Furthermore, while the Supreme Court in Behrens "acknowledged," Defendants Reconsideration Brief at 25 n.*, that the district "court denied [a] summary judgment motion, without prejudice, on the ground that it was premature given the lack of discovery," Behrens, 116 S. Ct. at 837, by no means did the Supreme Court endorse this procedure. Indeed, as I noted in Rouse III, the Supreme Court has held that "until the threshold immunity question is resolved, discovery should not be allowed." Siegert, 500 U.S. 226 at 232-33, 114 L. Ed. 2d 277, 111 S. Ct. 1789; see also Harlow, 457 U.S. at 818 ("If the law at that time was not clearly established, an official could not reasonably be expected to anticipate subsequent legal developments, nor could he fairly be said to 'know' that the law forbade conduct not previously identified as unlawful. Until this threshold immunity question is resolved, discovery should not be allowed."); Rouse III, 1997 WL 757548, *12; X-Men Sec., Inc. v. Pataki, 983 F. Supp. 101, 1997 U.S. Dist. LEXIS 17077, *7, 1997 WL 675252, *19 (E.D.N.Y. 1997) (discussing nature of "threshold immunity question").
Also, a "motion in lieu of an answer," Defendants' Reconsideration Brief at 25 n.*, presumably a motion to dismiss for failure to state a claim, is not the only procedural mechanism by which Defendants could have asserted their qualified immunity defense before discovery; a motion for summary judgment can be made by a defending party "at any time," Fed. R. Civ. P. 56(b), including before discovery, subject, of course, to the non-moving party's filing of affidavits pursuant to Rule 56(f). Thus, while the Court finds Defendants' explanation of their litigation strategy incredible, these considerations do not compel a finding that the qualified immunity defense has been waived.

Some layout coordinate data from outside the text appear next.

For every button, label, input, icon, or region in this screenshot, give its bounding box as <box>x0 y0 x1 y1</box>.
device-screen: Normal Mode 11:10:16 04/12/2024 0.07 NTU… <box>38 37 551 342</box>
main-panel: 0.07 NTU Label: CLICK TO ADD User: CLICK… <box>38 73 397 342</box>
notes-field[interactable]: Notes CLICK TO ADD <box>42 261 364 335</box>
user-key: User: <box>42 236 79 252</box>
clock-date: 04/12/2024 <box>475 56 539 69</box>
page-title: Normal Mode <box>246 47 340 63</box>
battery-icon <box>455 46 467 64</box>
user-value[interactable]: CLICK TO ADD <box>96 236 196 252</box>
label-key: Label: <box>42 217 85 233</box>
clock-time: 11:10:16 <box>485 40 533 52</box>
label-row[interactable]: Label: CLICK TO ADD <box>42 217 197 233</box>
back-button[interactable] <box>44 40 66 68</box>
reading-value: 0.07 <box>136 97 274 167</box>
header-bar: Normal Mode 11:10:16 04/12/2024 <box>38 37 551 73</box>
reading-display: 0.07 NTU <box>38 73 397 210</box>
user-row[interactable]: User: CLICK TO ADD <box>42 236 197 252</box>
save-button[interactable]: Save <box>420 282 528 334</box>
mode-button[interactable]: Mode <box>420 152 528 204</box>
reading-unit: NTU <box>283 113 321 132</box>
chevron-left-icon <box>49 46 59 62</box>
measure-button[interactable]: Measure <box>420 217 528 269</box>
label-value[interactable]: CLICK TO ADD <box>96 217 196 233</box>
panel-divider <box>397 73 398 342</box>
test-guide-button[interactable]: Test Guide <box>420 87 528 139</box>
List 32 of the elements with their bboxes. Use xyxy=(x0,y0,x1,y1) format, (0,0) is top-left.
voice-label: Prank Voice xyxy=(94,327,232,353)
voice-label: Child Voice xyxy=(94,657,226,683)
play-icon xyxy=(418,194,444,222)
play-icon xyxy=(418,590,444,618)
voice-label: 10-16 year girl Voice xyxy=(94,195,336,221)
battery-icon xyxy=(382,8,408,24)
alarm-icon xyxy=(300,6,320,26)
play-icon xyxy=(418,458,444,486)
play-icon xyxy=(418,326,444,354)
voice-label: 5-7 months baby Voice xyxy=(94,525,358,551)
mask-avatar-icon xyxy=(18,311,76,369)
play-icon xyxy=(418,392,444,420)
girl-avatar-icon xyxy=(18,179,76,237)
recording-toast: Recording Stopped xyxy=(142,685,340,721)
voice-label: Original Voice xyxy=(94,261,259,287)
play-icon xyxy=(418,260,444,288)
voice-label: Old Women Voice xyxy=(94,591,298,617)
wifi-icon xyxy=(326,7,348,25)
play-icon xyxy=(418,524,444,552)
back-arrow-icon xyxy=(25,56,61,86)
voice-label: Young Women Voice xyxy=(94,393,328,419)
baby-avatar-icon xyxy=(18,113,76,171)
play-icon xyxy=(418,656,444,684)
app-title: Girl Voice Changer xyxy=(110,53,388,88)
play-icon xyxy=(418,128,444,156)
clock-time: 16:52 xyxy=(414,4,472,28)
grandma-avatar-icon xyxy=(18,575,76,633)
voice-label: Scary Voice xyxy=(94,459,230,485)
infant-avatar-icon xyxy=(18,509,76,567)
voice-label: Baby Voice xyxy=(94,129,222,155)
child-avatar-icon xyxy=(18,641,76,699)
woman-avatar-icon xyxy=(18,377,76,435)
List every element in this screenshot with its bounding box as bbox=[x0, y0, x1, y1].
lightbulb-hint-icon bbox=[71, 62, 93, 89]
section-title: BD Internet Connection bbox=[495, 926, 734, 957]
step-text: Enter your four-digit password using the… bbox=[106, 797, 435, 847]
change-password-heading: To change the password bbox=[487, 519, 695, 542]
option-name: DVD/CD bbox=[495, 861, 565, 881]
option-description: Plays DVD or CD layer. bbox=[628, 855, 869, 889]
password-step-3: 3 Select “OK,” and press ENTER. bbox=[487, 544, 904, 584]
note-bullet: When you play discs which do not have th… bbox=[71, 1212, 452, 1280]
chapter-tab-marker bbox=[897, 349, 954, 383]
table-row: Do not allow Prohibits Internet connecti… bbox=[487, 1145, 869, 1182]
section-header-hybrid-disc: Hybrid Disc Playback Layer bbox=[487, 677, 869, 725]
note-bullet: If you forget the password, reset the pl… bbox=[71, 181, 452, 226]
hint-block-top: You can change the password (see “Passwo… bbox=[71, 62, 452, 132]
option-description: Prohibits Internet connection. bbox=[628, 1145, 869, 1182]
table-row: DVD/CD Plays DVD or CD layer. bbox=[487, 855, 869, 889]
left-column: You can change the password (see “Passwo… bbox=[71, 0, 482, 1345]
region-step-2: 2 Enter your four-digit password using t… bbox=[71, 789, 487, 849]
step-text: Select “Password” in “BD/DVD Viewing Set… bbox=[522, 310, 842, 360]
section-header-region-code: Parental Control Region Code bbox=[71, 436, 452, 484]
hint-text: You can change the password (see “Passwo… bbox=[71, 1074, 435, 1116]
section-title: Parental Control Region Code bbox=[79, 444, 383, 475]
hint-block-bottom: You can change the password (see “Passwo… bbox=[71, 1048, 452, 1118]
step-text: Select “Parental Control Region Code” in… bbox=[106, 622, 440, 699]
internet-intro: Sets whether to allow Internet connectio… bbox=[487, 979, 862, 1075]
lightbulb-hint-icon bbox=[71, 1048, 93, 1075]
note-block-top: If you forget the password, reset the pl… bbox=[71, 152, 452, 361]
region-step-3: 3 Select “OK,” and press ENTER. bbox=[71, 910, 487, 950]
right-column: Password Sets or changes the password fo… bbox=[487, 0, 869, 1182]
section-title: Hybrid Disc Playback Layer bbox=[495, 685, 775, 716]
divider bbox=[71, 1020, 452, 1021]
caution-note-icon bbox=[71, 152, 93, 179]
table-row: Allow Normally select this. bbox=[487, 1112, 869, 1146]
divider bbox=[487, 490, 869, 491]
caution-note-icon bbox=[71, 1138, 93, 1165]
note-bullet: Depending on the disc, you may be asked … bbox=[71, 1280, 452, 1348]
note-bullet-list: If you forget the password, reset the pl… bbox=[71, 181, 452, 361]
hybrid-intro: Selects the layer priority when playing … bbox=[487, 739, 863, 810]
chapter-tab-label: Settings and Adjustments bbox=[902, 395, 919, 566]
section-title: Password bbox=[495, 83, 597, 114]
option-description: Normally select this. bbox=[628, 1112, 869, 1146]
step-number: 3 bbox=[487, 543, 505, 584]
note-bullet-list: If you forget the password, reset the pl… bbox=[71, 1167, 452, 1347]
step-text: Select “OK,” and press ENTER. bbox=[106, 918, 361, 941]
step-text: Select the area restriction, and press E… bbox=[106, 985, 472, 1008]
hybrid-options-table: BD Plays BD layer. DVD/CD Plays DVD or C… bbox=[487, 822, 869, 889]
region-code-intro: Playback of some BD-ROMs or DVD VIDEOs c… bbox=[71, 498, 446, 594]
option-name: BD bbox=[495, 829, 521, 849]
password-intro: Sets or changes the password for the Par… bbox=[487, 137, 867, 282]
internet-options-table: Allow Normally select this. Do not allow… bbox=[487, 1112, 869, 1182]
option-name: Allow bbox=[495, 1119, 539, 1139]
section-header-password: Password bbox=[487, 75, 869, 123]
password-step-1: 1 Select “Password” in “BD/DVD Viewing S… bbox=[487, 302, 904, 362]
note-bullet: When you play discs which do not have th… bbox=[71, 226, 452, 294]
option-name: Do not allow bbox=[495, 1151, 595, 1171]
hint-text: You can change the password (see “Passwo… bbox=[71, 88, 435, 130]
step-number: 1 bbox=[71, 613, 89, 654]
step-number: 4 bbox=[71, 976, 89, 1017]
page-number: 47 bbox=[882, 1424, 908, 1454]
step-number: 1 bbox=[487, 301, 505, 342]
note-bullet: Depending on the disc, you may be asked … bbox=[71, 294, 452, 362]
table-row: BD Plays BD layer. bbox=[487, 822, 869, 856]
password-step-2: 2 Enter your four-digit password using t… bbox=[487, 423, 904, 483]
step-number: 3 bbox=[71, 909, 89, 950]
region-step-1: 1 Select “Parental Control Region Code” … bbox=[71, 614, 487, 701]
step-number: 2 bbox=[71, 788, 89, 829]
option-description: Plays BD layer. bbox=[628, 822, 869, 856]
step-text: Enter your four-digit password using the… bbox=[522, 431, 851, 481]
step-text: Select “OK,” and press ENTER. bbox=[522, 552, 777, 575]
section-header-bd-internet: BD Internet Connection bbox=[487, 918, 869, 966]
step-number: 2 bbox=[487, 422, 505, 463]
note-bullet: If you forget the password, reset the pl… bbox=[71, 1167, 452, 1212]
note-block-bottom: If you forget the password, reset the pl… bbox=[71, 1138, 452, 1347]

Therefore, Defendants have not waived the defense of qualified immunity and, to this extent, Plaintiffs' motion for reargument is denied.
For the reasons set forth above, Defendants' motion for reconsideration will be denied. Plaintiffs' motion for reconsideration will be granted in part, and Defendants' motion for summary judgment as to Plaintiffs' claim under the ADA will be denied. Plaintiffs' motion for certification of Defendants' appeal as frivolous will be denied. Finally, the Court cannot find that the defense of qualified immunity has been waived and, to this extent, Plaintiffs' motion for reargument is denied.
Dated: February 9, 1998
STEPHEN M. ORLOFSKY
United States District Judge
This matter having come before the Court on the motion of Defendants, William Plantier, William H. Fauver, Dr. Robert Cardinale, Dr. Narsimha Reddy, and Elaine Allen, R.N., for reargument, Peter Verniero, Esq., Attorney General of New Jersey, Jeffrey J. Miller, Esq., Assistant Attorney General, E. Jayroe Wurst, Esq., Deputy Attorney General, William P. Flahive, Esq., Deputy Attorney General, appearing on behalf of Defendants, William Plantier, William H. Fauver, Dr. Robert Cardinale, Dr. Narsimha Reddy, and Elaine Allen, R.N., and Lawrence S. Lustberg, Esq., Mark A. Berman, Esq., Gibbons, Del Deo, Dolan, Griffinger & Vecchione, P.C., appearing on behalf of Plaintiffs, Darryl Rouse, Charles Brooks, Stephen Jankowski, Julio Baez, and Robert Kammerer; and
The Court having considered the submissions of the parties; and
For the reasons set forth in an OPINION filed concurrently with this ORDER,
IT IS HEREBY ORDERED on this 9th day of February, 1998, that Defendants' motion for reargument is DENIED; and
IT IS FURTHER ORDERED that Plaintiffs' motion for reargument is GRANTED with respect to Plaintiffs' claims for injunctive relief under the Eighth Amendment, and is DENIED in all other respects; and
IT IS FURTHER ORDERED that Defendants' motion for summary judgment as to liability under the Americans with Disabilities Act is DENIED as to all Defendants; and
IT IS FURTHER ORDERED that Plaintiffs' motion for certification of Defendants' appeal as frivolous is DENIED.